The FCC lost a major court case last year when the Supreme Court itself ruled that in favor of broadcasters and told the agency that its stated rules and regulations on what was considered too “indecent” for prime time television were unconstitutionally vague. Apparently this caused the agency to take a hard look at its work on resolving reported claims of indecency, primarily by eliminating all the claims that were too old or poorly reported which apparently eliminated 70% of their backlog. I don’t want to state the obvious here, but that’s not an efficient system. At the same time, the agency prioritized “egregious” violations of FCC indecency policies.

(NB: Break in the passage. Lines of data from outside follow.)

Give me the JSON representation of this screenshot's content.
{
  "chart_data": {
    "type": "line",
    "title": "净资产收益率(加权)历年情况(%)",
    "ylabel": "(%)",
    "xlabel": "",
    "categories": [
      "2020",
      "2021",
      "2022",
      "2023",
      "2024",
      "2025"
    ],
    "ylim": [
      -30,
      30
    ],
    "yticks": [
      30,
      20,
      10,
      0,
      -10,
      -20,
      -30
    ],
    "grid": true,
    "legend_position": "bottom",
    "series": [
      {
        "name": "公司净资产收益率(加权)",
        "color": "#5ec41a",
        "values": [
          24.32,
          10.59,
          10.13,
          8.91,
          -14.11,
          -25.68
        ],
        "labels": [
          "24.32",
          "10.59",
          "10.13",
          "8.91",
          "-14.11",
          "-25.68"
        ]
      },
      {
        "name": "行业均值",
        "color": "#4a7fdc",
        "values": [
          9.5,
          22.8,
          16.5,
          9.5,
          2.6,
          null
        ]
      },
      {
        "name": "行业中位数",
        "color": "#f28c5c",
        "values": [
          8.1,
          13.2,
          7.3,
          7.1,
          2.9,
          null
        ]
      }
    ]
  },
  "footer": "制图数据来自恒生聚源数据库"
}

Now that it’s got itself squared away in that respect, though, it’s looking for input from the public, oddly enough, on whether to change its rules. Specifically, the Commission wants to know how we feel about isolated profanity and nudity. Insert your own joke here. Currently the commission appears to be considering ignoring programs that have only isolated incidences of profanity (a curse every now and then), and only considering “deliberate and repetitive use [of explicit words] in a patently offensive manner is a requisite to a finding of indecency.” Whether or not such a change would make it easier for MTV to not totally fail on bleeping out the right words in Mean Girls remains to be seen. It is also considering treating nudity in the same way. A show would only be fined for deliberate and repetitive instances of nudity rather than rare or accidental (in the case of live broadcast) nudity.

And when I say looking for input, I mean it. They’ve set up a whole system to take the comments of folks with access to the internet. Welcome to internet comments, FCC. There’s absolutely no profanity or nudity here. We promise.